A Procuradoria-Geral da República (PGR) solicitou ao Supremo Tribunal Federal (STF) o arquivamento do inquérito contra o juiz Lourenço Migliorini Fonseca Ribeiro, de Uberlândia. O magistrado estava sendo investigado por desobediência após autorizar a soltura de Antônio Cláudio Alves Ferreira, condenado pelos atos de 8 de janeiro de 2023. O procurador-geral Paulo Gonet justificou o pedido alegando que, embora o juiz tenha extrapolado sua competência, não houve dolo, mas sim um equívoco causado por falhas no Sistema Eletrônico de Execução Unificado (Seeu).
Em depoimento à Polícia Federal, o juiz reconheceu o erro, atribuindo-o a um problema cadastral no sistema que o levou a crer que o caso estava sob sua jurisdição.

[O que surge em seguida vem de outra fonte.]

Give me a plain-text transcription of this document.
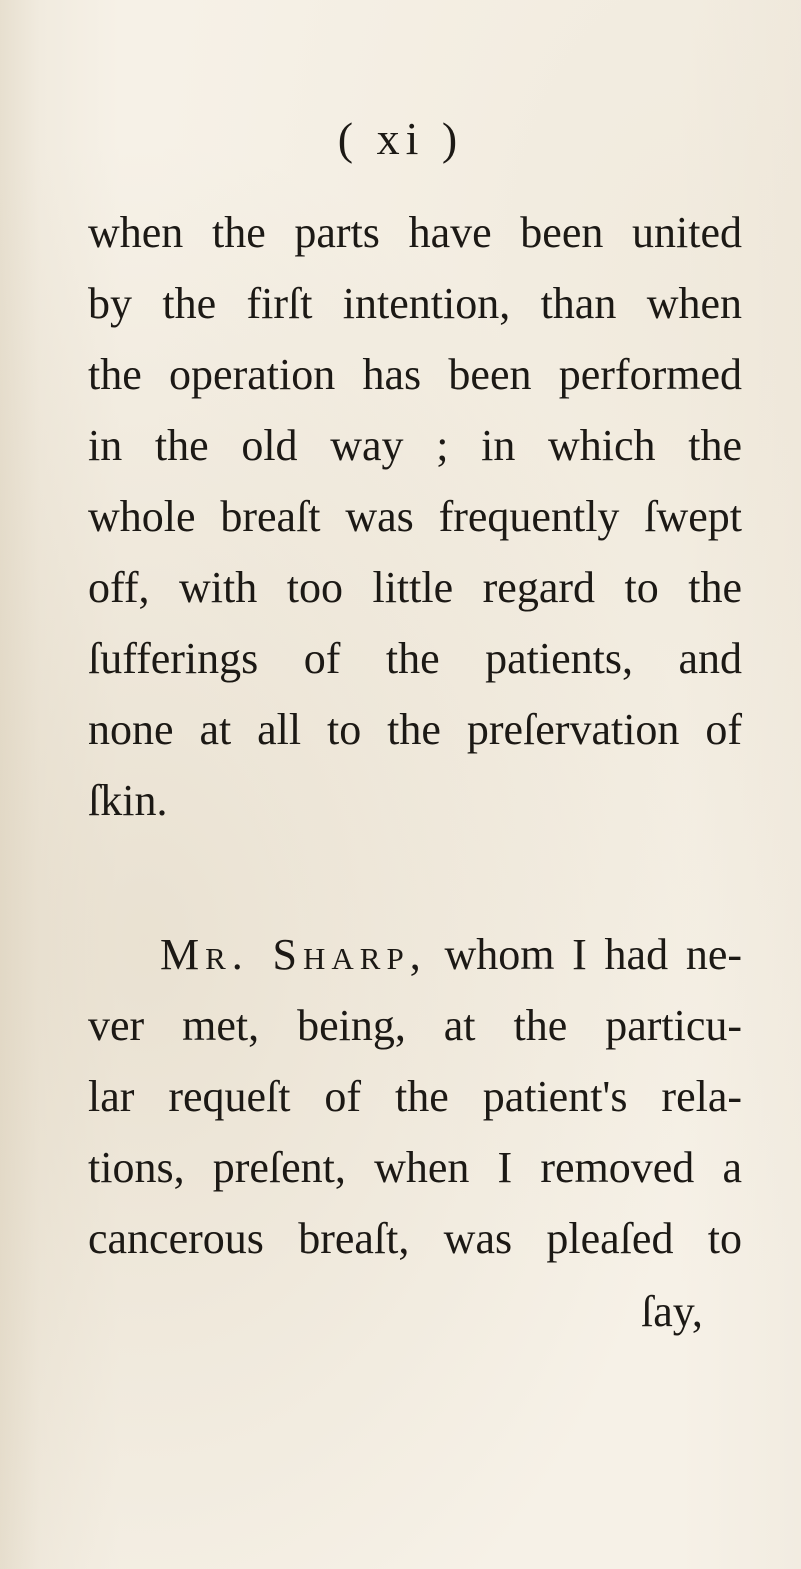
( xi )
when the parts have been united
by the firſt intention, than when
the operation has been performed
in the old way ; in which the
whole breaſt was frequently ſwept
off, with too little regard to the
ſufferings of the patients, and
none at all to the preſervation of
ſkin.
Mr. Sharp, whom I had ne-
ver met, being, at the particu-
lar requeſt of the patient's rela-
tions, preſent, when I removed a
cancerous breaſt, was pleaſed to
ſay,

Antônio Cláudio Alves Ferreira, que destruiu um relógio histórico durante os atos, foi condenado pelo STF a 17 anos de prisão e ao pagamento de R$ 30 milhões por danos morais coletivos. Apesar do arquivamento criminal, a PGR ressaltou que uma sindicância administrativa continuará para apurar possíveis responsabilidades disciplinares do juiz. A soltura de Antônio Cláudio foi revogada pelo STF, e ele retornou ao presídio.